Per quanto leggiamo che il vino non è assolutamente per i monaci, pure, siccome non
è possibile persuaderne i monaci, acconsentiamo che almeno non si beva fino a
sazietà, ma con moderazione.
(S. Benedetto, La regola, edizione S. Paolo 2009)
I ricettari medievali
Il ricettario di cucina manoscritto può essere a forma di rotolo o come un moderno
volume di cucina. Un esempio del primo caso è la più antica versione del libro
chiamato Viander, datato alla fine del Duecento e di provenienza francese.
Per quanto riguarda i manoscritti italiani, invece, compaiono alla fine del medioevo,
tra il XIV e il XV secolo.
Degli inizi del Trecento è il Liber de coquina, redatto probabilmente alla corte angioina
di Napoli, scritto in latino, da cui poi derivarono altre traduzioni in lingua volgare.

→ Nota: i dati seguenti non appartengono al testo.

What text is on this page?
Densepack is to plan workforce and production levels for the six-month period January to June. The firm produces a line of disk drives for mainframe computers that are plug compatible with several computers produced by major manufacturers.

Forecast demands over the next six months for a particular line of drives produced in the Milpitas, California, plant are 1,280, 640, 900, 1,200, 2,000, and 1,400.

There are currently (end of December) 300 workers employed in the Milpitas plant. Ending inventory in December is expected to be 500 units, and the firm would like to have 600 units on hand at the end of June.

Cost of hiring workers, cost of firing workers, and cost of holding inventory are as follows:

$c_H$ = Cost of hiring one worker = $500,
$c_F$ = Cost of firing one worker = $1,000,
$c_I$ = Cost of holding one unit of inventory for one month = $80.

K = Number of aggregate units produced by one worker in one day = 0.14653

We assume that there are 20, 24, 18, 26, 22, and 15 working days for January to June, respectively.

E’
stato utilizzato non solo in Italia ma anche in Francia e Germania.
Della seconda metà del Quattrocento è invece l’opera del Maestro Martino: il Libro de
arte coquinaria, scritto in lingua volgare. Questo importante personaggio ha lavorato
a Milano alla corte di Francesco Sforza e a Roma alla corte pontificia dove è stato
“cuoco segreto”, cioè personale, dei papi Paolo II e Sisto IV. Questo libro è molto
chiaro, le ricette sono raccontate in tutte le fasi. Crea molte ricette nuove e con lui
nascono anche parole che poi saranno di largo uso, come polpetta e frittella.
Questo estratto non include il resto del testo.